Author information
1
Department of Internal Medicine, Yale New Haven Health, Bridgeport Hospital, 267 Grant St, Bridgeport, CT, 06614, USA.
2
Department of Internal Medicine, Section of Medical Oncology and Smilow Cancer Center, Yale University School of Medicine, 35 Park St, Ste North Pavillion 8, New Haven, CT, 06511, USA.
3
Department of Internal Medicine, Section of Digestive Diseases and Yale Liver Center, Yale University School of Medicine, 333 Cedar Street, LMP 1080, New Haven, CT, 06520-8019, USA. joseph.lim@yale.edu.
Abstract
BACKGROUND:
Cancer patients receiving chemotherapy face an increased risk of reactivation of chronic hepatitis B virus infection.
AIM:
To determine the HBV screening rate in patients receiving cancer chemotherapy in various clinical settings.
METHOD:
We identified 11,959 adult cancer patients (age ≥ 18 years) receiving parenteral chemotherapy between 2012 and 2015 within a major US hospital network, including a large university hospital, community teaching hospitals, and community oncology clinics.
RESULT:
Two thousand and forty-five patients (17.1%) were screened for either HBV surface antigen (HBsAg) or HBV core antibody (HBcAb) before chemotherapy, and 1850 patients (15.5%) had both HBsAg and HBcAb tested before chemotherapy. 8.4% were exposed to HBV, and 0.9% had chronic HBV infection (both HBsAg/HBcAb positive).
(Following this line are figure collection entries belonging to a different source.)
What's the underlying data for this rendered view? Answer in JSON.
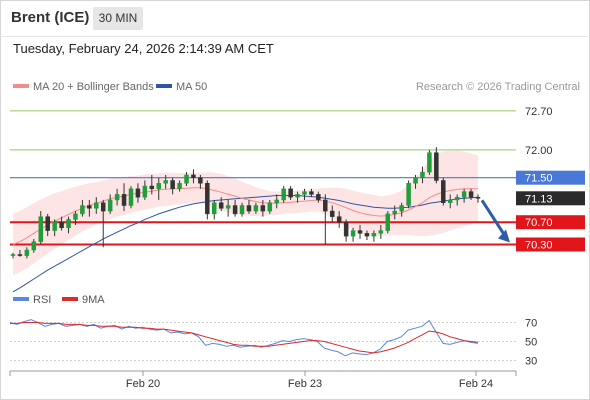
{
  "header": {
    "instrument": "Brent (ICE)",
    "timeframe": "30 MIN",
    "timestamp": "Tuesday, February 24, 2026 2:14:39 AM CET"
  },
  "legend": {
    "ma20_label": "MA 20 + Bollinger Bands",
    "ma50_label": "MA 50",
    "research_note": "Research © 2026 Trading Central",
    "rsi_label": "RSI",
    "ma9_label": "9MA"
  },
  "colors": {
    "ma20": "#f28b8b",
    "bollinger_fill": "#fde0e0",
    "ma50": "#2f55a4",
    "resistance_green": "#8fce5e",
    "pivot_blue": "#4a78d6",
    "support_red": "#e0161b",
    "current_price_bg": "#2b2b2b",
    "rsi_line": "#5b86e5",
    "rsi_ma": "#d92b2b",
    "arrow": "#2b5ca8"
  },
  "chart_data": [
    {
      "type": "candlestick",
      "xlabel": "",
      "ylabel": "",
      "x_ticks": [
        "Feb 20",
        "Feb 23",
        "Feb 24"
      ],
      "ylim": [
        69.5,
        72.95
      ],
      "levels": [
        {
          "value": 72.7,
          "label": "72.70",
          "kind": "resistance"
        },
        {
          "value": 72.0,
          "label": "72.00",
          "kind": "resistance"
        },
        {
          "value": 71.5,
          "label": "71.50",
          "kind": "pivot"
        },
        {
          "value": 71.13,
          "label": "71.13",
          "kind": "current"
        },
        {
          "value": 70.7,
          "label": "70.70",
          "kind": "support"
        },
        {
          "value": 70.3,
          "label": "70.30",
          "kind": "support"
        }
      ],
      "candles": [
        [
          70.1,
          70.15,
          70.05,
          70.12
        ],
        [
          70.12,
          70.2,
          70.08,
          70.1
        ],
        [
          70.1,
          70.25,
          70.05,
          70.2
        ],
        [
          70.2,
          70.4,
          70.15,
          70.35
        ],
        [
          70.35,
          70.9,
          70.3,
          70.8
        ],
        [
          70.8,
          70.85,
          70.45,
          70.55
        ],
        [
          70.55,
          70.75,
          70.45,
          70.7
        ],
        [
          70.7,
          70.8,
          70.55,
          70.6
        ],
        [
          70.6,
          70.8,
          70.5,
          70.75
        ],
        [
          70.75,
          70.9,
          70.65,
          70.85
        ],
        [
          70.85,
          71.1,
          70.8,
          71.0
        ],
        [
          71.0,
          71.1,
          70.8,
          70.95
        ],
        [
          70.95,
          71.15,
          70.85,
          71.05
        ],
        [
          71.05,
          71.1,
          70.25,
          70.9
        ],
        [
          70.9,
          71.2,
          70.85,
          71.1
        ],
        [
          71.1,
          71.3,
          71.0,
          71.2
        ],
        [
          71.2,
          71.4,
          70.9,
          71.0
        ],
        [
          71.0,
          71.35,
          70.95,
          71.3
        ],
        [
          71.3,
          71.4,
          71.05,
          71.15
        ],
        [
          71.15,
          71.45,
          71.1,
          71.35
        ],
        [
          71.35,
          71.55,
          71.2,
          71.3
        ],
        [
          71.3,
          71.5,
          71.1,
          71.4
        ],
        [
          71.4,
          71.55,
          71.3,
          71.45
        ],
        [
          71.45,
          71.5,
          71.2,
          71.3
        ],
        [
          71.3,
          71.45,
          71.25,
          71.4
        ],
        [
          71.4,
          71.6,
          71.35,
          71.55
        ],
        [
          71.55,
          71.65,
          71.4,
          71.5
        ],
        [
          71.5,
          71.55,
          71.3,
          71.4
        ],
        [
          71.4,
          71.45,
          70.75,
          70.85
        ],
        [
          70.85,
          71.1,
          70.75,
          71.05
        ],
        [
          71.05,
          71.15,
          70.9,
          70.95
        ],
        [
          70.95,
          71.1,
          70.8,
          71.0
        ],
        [
          71.0,
          71.1,
          70.8,
          70.85
        ],
        [
          70.85,
          71.05,
          70.8,
          71.0
        ],
        [
          71.0,
          71.1,
          70.85,
          70.9
        ],
        [
          70.9,
          71.05,
          70.85,
          71.0
        ],
        [
          71.0,
          71.1,
          70.8,
          70.9
        ],
        [
          70.9,
          71.1,
          70.85,
          71.05
        ],
        [
          71.05,
          71.2,
          70.95,
          71.1
        ],
        [
          71.1,
          71.35,
          71.05,
          71.3
        ],
        [
          71.3,
          71.35,
          71.1,
          71.15
        ],
        [
          71.15,
          71.25,
          71.05,
          71.2
        ],
        [
          71.2,
          71.3,
          71.1,
          71.25
        ],
        [
          71.25,
          71.3,
          71.15,
          71.2
        ],
        [
          71.2,
          71.25,
          71.05,
          71.1
        ],
        [
          71.1,
          71.2,
          70.3,
          70.9
        ],
        [
          70.9,
          71.0,
          70.7,
          70.8
        ],
        [
          70.8,
          70.9,
          70.6,
          70.7
        ],
        [
          70.7,
          70.75,
          70.35,
          70.45
        ],
        [
          70.45,
          70.6,
          70.35,
          70.55
        ],
        [
          70.55,
          70.65,
          70.4,
          70.5
        ],
        [
          70.5,
          70.55,
          70.38,
          70.45
        ],
        [
          70.45,
          70.55,
          70.35,
          70.5
        ],
        [
          70.5,
          70.65,
          70.4,
          70.55
        ],
        [
          70.55,
          70.9,
          70.5,
          70.85
        ],
        [
          70.85,
          71.0,
          70.75,
          70.9
        ],
        [
          70.9,
          71.05,
          70.8,
          71.0
        ],
        [
          71.0,
          71.45,
          70.95,
          71.4
        ],
        [
          71.4,
          71.55,
          71.3,
          71.5
        ],
        [
          71.5,
          71.7,
          71.4,
          71.6
        ],
        [
          71.6,
          72.0,
          71.55,
          71.95
        ],
        [
          71.95,
          72.05,
          71.4,
          71.45
        ],
        [
          71.45,
          71.5,
          71.0,
          71.05
        ],
        [
          71.05,
          71.2,
          70.95,
          71.1
        ],
        [
          71.1,
          71.2,
          71.0,
          71.15
        ],
        [
          71.15,
          71.3,
          71.05,
          71.25
        ],
        [
          71.25,
          71.3,
          71.1,
          71.15
        ],
        [
          71.15,
          71.2,
          71.05,
          71.13
        ]
      ],
      "ma20": [
        70.3,
        70.35,
        70.42,
        70.5,
        70.58,
        70.65,
        70.72,
        70.78,
        70.84,
        70.9,
        70.95,
        71.0,
        71.04,
        71.08,
        71.12,
        71.15,
        71.17,
        71.2,
        71.22,
        71.24,
        71.26,
        71.28,
        71.29,
        71.3,
        71.3,
        71.31,
        71.32,
        71.32,
        71.3,
        71.27,
        71.24,
        71.2,
        71.17,
        71.13,
        71.1,
        71.07,
        71.05,
        71.04,
        71.04,
        71.05,
        71.06,
        71.07,
        71.08,
        71.09,
        71.1,
        71.08,
        71.05,
        71.01,
        70.96,
        70.91,
        70.87,
        70.84,
        70.82,
        70.81,
        70.82,
        70.84,
        70.87,
        70.92,
        70.98,
        71.05,
        71.14,
        71.2,
        71.24,
        71.27,
        71.29,
        71.3,
        71.3,
        71.3
      ],
      "bb_width": [
        0.55,
        0.55,
        0.55,
        0.54,
        0.53,
        0.52,
        0.5,
        0.48,
        0.46,
        0.44,
        0.42,
        0.4,
        0.38,
        0.37,
        0.36,
        0.35,
        0.34,
        0.33,
        0.32,
        0.32,
        0.31,
        0.3,
        0.3,
        0.29,
        0.28,
        0.28,
        0.27,
        0.27,
        0.3,
        0.32,
        0.33,
        0.33,
        0.32,
        0.3,
        0.28,
        0.26,
        0.24,
        0.22,
        0.21,
        0.2,
        0.2,
        0.2,
        0.2,
        0.2,
        0.21,
        0.24,
        0.27,
        0.31,
        0.34,
        0.36,
        0.37,
        0.37,
        0.37,
        0.36,
        0.36,
        0.37,
        0.4,
        0.45,
        0.52,
        0.6,
        0.68,
        0.72,
        0.73,
        0.72,
        0.7,
        0.67,
        0.64,
        0.6
      ],
      "ma50": [
        69.45,
        69.52,
        69.6,
        69.68,
        69.76,
        69.84,
        69.91,
        69.98,
        70.05,
        70.12,
        70.19,
        70.26,
        70.33,
        70.4,
        70.46,
        70.52,
        70.58,
        70.64,
        70.69,
        70.75,
        70.8,
        70.85,
        70.89,
        70.93,
        70.97,
        71.0,
        71.03,
        71.05,
        71.07,
        71.09,
        71.1,
        71.11,
        71.12,
        71.13,
        71.14,
        71.15,
        71.16,
        71.17,
        71.18,
        71.18,
        71.18,
        71.18,
        71.17,
        71.16,
        71.15,
        71.13,
        71.11,
        71.09,
        71.06,
        71.03,
        71.01,
        70.99,
        70.97,
        70.96,
        70.95,
        70.95,
        70.96,
        70.97,
        70.99,
        71.01,
        71.04,
        71.06,
        71.08,
        71.1,
        71.12,
        71.13,
        71.14,
        71.15
      ],
      "projection": {
        "from": 71.13,
        "to": 70.3
      }
    },
    {
      "type": "line",
      "title": "",
      "xlabel": "",
      "ylabel": "",
      "ylim": [
        20,
        80
      ],
      "y_ticks": [
        70,
        50,
        30
      ],
      "series": [
        {
          "name": "RSI",
          "values": [
            70,
            68,
            71,
            73,
            70,
            66,
            68,
            69,
            66,
            67,
            68,
            66,
            68,
            64,
            66,
            67,
            63,
            66,
            64,
            65,
            63,
            62,
            63,
            59,
            60,
            58,
            59,
            55,
            46,
            48,
            47,
            45,
            46,
            44,
            45,
            46,
            44,
            46,
            48,
            51,
            50,
            52,
            53,
            52,
            50,
            43,
            41,
            39,
            35,
            38,
            37,
            36,
            38,
            42,
            50,
            52,
            55,
            62,
            64,
            66,
            72,
            60,
            48,
            47,
            49,
            51,
            49,
            48
          ]
        },
        {
          "name": "9MA",
          "values": [
            69,
            69,
            70,
            70,
            70,
            69,
            69,
            69,
            68,
            68,
            68,
            67,
            67,
            66,
            66,
            66,
            65,
            65,
            65,
            64,
            64,
            63,
            63,
            62,
            61,
            60,
            59,
            57,
            55,
            53,
            51,
            49,
            47,
            46,
            46,
            45,
            45,
            45,
            46,
            47,
            48,
            49,
            50,
            51,
            51,
            50,
            48,
            46,
            44,
            42,
            40,
            39,
            38,
            39,
            41,
            43,
            46,
            49,
            53,
            57,
            61,
            60,
            58,
            55,
            53,
            51,
            50,
            49
          ]
        }
      ]
    }
  ]
}
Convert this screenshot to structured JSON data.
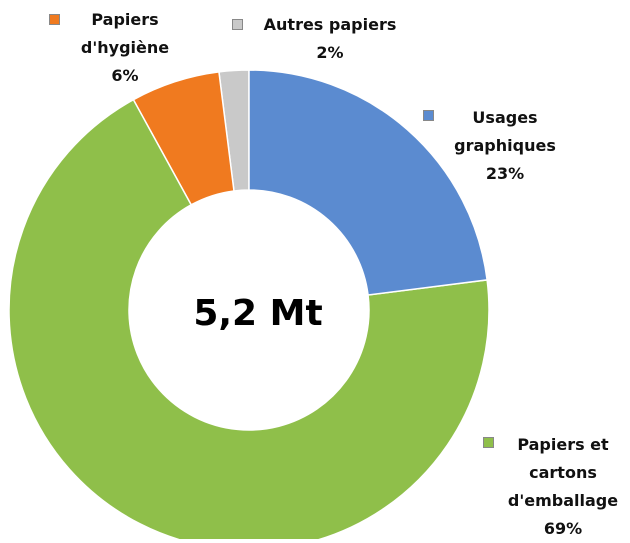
{
  "chart_data": {
    "type": "donut",
    "center_label": "5,2 Mt",
    "categories": [
      "Usages graphiques",
      "Papiers et cartons d'emballage",
      "Papiers d'hygiène",
      "Autres papiers"
    ],
    "values": [
      23,
      69,
      6,
      2
    ],
    "value_labels": [
      "23%",
      "69%",
      "6%",
      "2%"
    ],
    "colors": [
      "#5b8bd0",
      "#8fbf4a",
      "#f07a1f",
      "#c9c9c9"
    ]
  }
}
Patients with hematologic tumor were more often screened than with solid tumor (55.6 vs. 8.3%, p < 0.001). Patients receiving chemotherapy with higher HBV reactivation risk had higher yet suboptimal HBV screening rate (41.1% B-depleting agents, 21.5% anthracycline, 14.9% steroid, 64.7% anti-TNF alpha and 18.6% other chemotherapy, p < 0.001). Patients with age ≥ 50 years (old 16.2% vs. young 23.9%, p < 0.001) and Asian ethnicity (Asian 13.6 vs. Caucasian 16.6%, p < 0.001) were screened less for HBV despite higher prevalence of HBV exposure (old 9.3% vs. young 4.3%, p < 0.001 and Asian 27.8% vs. Caucasian 6.4%, p < 0.001). Patients receiving chemotherapy in community oncology clinics were less screened versus community teaching hospitals or university hospital (12.7 vs. 19.1 vs. 19.7%, p < 0.001), despite similar prevalence of HBV infection. On multivariate analysis, receiving chemotherapy at a community oncology clinic [odds ratio (OR) 0.57, 95% confidence interval (CI) 0.45-0.72, p < 0.001] was independently associated with less HBV screening compared to receiving chemotherapy at a university or community teaching hospital.
CONCLUSION:
HBV screening among patients undergoing cancer chemotherapy was suboptimal and less commonly performed in community oncology clinics compared to teaching hospitals.